Les deux pays veulent « un accord ambitieux et juridiquement contraignant ». Ils souhaitent que tous les pays révisent leurs engagements « dès 2017-2018 » et « qu’une revue complète ait lieu tous les cinq ans sur les progrès accomplis » pour limiter le réchauffement du climat de la planète à 2°C d’ici la fin du siècle. Une telle déclaration était inimaginable il y a six ans, au moment de la Conférence de Copenhague. Alors pourquoi maintenant ?
Tout d’abord l’urgence d’agir est désormais dans toutes les têtes : 26 millions de personnes, soit une par seconde, sont déplacées chaque année à cause des catastrophes naturelles. Un phénomène qui va s’amplifier avec les changements climatiques. Or, les difficultés avec lesquelles les pays de l’Union européenne gèrent cet automne l’afflux de milliers réfugiés à leurs portes prouvent la nécessité de tout faire pour que chaque humain puisse continuer à vivre sur sa terre d’origine.
Ensuite, il n’est pas nécessaire d’être scientifique pour percevoir que les conséquences des changements climatiques sont déjà là. Les agriculteurs en Inde, les éleveurs peuls du Tchad et les habitants des Philippines constatent chaque jour les modifications du cycle des pluies, la raréfaction des points d’eau, l’évolution de la biodiversité et le rythme accru des événements météorologiques extrêmes.
La géopolitique du climat a évolué
Face à cette urgence que ressentent les grandes nations sur leur propre territoire, la géopolitique du climat a évolué. La Chine et les Etats-Unis, les deux plus grands pollueurs de la planète, souffrent eux aussi de la désertification, des inondations, de la pollution et du manque d’eau. En novembre 2014, ils ont, pour la première fois, pris des engagements fermes de réductions d’émissions de gaz à effet de serre.
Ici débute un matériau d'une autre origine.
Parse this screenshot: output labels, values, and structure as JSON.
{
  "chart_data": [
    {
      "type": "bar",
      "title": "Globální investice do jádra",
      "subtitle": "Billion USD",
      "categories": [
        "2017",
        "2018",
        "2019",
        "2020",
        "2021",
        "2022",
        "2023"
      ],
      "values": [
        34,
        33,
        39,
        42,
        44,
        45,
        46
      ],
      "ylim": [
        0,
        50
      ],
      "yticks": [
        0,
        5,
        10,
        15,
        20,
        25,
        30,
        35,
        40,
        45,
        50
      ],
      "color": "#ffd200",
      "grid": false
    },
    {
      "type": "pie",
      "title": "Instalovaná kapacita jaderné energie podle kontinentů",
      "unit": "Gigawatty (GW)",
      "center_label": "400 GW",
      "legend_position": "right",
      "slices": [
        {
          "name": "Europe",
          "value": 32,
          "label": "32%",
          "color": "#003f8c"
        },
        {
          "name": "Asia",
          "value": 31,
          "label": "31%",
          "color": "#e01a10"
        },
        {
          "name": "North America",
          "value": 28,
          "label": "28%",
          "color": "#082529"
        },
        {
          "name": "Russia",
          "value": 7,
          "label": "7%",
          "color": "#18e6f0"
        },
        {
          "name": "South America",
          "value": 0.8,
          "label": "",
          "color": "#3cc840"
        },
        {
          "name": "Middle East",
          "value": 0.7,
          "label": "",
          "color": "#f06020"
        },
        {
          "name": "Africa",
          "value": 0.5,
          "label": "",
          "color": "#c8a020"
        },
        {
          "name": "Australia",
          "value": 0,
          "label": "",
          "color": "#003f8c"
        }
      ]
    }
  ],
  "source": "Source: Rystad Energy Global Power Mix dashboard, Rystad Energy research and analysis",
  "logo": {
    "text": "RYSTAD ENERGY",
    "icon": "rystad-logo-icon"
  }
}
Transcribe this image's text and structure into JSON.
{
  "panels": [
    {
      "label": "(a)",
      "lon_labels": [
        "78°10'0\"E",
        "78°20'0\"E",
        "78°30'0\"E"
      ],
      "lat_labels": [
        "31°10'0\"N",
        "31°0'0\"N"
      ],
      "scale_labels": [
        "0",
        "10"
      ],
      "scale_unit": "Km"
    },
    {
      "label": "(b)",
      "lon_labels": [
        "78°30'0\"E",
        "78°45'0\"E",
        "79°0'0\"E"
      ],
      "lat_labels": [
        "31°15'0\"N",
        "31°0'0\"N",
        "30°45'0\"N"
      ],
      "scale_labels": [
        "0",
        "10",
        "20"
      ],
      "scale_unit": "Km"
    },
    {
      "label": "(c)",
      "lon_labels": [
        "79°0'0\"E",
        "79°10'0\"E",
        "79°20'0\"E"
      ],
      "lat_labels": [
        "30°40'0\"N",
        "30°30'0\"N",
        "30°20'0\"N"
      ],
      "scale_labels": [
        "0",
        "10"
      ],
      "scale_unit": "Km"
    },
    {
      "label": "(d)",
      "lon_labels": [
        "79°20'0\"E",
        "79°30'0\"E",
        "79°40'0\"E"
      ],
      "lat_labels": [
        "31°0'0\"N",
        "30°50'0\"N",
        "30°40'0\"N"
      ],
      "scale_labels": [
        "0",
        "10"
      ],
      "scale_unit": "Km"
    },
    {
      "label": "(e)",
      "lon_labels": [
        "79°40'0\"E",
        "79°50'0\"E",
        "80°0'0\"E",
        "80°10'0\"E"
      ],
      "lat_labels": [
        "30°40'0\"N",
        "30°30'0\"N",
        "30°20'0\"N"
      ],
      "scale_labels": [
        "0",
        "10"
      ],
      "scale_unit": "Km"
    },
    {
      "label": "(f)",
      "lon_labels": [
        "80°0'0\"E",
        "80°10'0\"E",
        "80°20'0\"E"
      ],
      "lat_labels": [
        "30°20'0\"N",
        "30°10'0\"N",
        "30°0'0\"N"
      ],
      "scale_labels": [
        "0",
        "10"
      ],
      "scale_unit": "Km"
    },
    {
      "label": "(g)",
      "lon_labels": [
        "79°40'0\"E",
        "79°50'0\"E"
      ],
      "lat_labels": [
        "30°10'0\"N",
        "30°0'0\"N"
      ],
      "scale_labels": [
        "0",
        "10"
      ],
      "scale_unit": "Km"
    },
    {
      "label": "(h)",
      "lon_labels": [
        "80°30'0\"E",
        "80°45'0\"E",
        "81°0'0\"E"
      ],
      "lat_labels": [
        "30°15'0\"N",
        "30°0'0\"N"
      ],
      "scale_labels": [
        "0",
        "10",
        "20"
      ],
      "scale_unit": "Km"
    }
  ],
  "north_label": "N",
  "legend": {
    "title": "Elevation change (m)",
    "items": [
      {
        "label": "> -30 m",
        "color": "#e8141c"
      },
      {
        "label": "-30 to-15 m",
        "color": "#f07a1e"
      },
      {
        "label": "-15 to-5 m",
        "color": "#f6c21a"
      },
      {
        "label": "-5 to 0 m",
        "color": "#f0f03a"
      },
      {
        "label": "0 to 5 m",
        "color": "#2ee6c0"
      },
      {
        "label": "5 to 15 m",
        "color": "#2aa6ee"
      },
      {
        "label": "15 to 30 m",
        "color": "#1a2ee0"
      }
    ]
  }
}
Tout comme l’Inde, le Brésil et l’Afrique du Sud. Ils ont aussi accepté, comme plus de 146 pays, de s’engager sur une trajectoire chiffrée de réduction de leurs émissions d’ici 2030 en rendant leur contribution nationale aux Nations Unies. Bien sûr, le compte n’y est pas. Il va falloir relever le niveau des ambitions qui nous emmènent aujourd’hui sur une trajectoire de près de 3°C de réchauffement global d’ici la fin du siècle. Mais c’est le début d’une dynamique historique.
La tour de table des financements
Autre élément de contexte favorable : la mobilisation internationale pour relever le défi, annoncé à la conférence de Copenhague en 2009, de mobiliser 100 milliards de dollars par an à partir de 2020 pour aider les pays en voie de développement à s’adapter aux conséquences des changements climatiques.
Les ministres des Finances des principaux pays concernés, le Fonds Monétaire International, l’OCDE, la Banque Mondiale, les Nations unies et des acteurs économiques et financiers se sont retrouvés à Lima au Pérou le 9 octobre dernier. A cette occasion, l’OCDE a dévoilé dans un rapport que 62 milliards de dollars étaient déjà mobilisés. 71% à travers des financements publics des pays industrialisés, le reste provenant de financements bancaires ou industriels levés par les mêmes pays.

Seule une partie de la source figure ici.